Los cúmulos globulares funcionan como “fósiles cósmicos”. Sus estrellas se formaron casi al mismo tiempo y conservan la edad y la composición química (metalicidad) de la galaxia en la que nacieron. Al combinar las imágenes de alta resolución del Hubble con los datos de movimiento del satélite Gaia de la ESA, el equipo identificó tres poblaciones distintas:

  • Cúmulos nacidos en la propia proto-Vía Láctea.
  • Cúmulos traídos por la fusión de Gaia-Sausage-Enceladus.
  • Una tercera población intermedia en edad y metalicidad que solo puede explicarse por una fusión anterior.

Esa tercera población pertenece a una galaxia enana a la que bautizaron Low-energy-Kraken-Heracles (LKH). Contaba con una masa estelar equivalente a unos 500 millones de soles: una fracción importante de la masa que tenía la joven Vía Láctea en aquella época. La colisión y fusión ocurrió hace aproximadamente 11.800 millones de años.
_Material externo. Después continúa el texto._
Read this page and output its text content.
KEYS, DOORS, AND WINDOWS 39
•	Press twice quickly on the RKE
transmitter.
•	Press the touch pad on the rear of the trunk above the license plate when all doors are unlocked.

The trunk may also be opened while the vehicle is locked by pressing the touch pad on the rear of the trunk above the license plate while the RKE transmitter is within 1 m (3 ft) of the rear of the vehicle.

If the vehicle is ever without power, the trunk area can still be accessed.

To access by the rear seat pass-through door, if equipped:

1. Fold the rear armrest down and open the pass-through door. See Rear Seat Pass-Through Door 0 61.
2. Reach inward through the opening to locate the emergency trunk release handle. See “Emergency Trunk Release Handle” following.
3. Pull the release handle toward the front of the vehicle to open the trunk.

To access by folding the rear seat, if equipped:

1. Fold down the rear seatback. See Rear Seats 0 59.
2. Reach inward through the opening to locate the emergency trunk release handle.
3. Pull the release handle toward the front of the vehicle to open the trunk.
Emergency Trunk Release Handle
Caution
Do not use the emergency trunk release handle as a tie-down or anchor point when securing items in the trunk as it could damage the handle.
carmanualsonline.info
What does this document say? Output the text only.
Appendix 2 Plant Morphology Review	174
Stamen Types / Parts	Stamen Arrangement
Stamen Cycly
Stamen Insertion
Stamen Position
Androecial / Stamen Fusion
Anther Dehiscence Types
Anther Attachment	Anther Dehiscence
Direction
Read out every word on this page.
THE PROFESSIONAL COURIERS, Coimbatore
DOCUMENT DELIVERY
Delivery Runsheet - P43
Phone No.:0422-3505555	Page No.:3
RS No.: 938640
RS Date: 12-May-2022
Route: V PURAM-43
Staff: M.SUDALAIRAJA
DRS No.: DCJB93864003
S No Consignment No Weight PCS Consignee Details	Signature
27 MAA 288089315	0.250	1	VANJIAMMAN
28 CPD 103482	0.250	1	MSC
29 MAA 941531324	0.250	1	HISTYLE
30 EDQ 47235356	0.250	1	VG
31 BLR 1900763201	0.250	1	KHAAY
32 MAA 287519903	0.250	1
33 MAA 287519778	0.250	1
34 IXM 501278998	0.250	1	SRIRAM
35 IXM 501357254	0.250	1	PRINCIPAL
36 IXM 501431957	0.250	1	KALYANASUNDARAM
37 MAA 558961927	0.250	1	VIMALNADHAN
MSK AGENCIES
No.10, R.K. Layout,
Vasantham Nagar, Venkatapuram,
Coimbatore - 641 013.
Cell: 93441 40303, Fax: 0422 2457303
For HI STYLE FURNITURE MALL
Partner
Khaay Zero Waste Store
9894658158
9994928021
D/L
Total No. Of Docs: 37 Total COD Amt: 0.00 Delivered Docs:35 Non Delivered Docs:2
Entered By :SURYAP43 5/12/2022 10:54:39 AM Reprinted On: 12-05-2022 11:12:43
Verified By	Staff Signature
“Nuestra casa es la Vía Láctea, pero no sabíamos cómo se construyó. En este trabajo descubrimos de dónde vinieron los primeros ladrillos importantes”, explicó Massari. El estudio se publicó el 17 de agosto de 2026 en la revista Nature Astronomy.

El resultado obliga a revisar los modelos de formación de nuestra galaxia: en sus primeras etapas ya incorporaba material de otras galaxias, no solo estrellas formadas localmente. Futuras observaciones del Hubble y del telescopio espacial James Webb permitirán mapear con más detalle todos los eventos de fusión que dieron forma a la Vía Láctea que vemos hoy.

Conocer cómo se construyó la Vía Láctea nos ayuda a entender el origen de los elementos químicos que forman los planetas y la vida, y a interpretar mejor las galaxias lejanas que observamos en el universo temprano. Cada fusión antigua es una pieza del rompecabezas de cómo las galaxias crecen y evolucionan a lo largo de casi toda la historia del cosmos.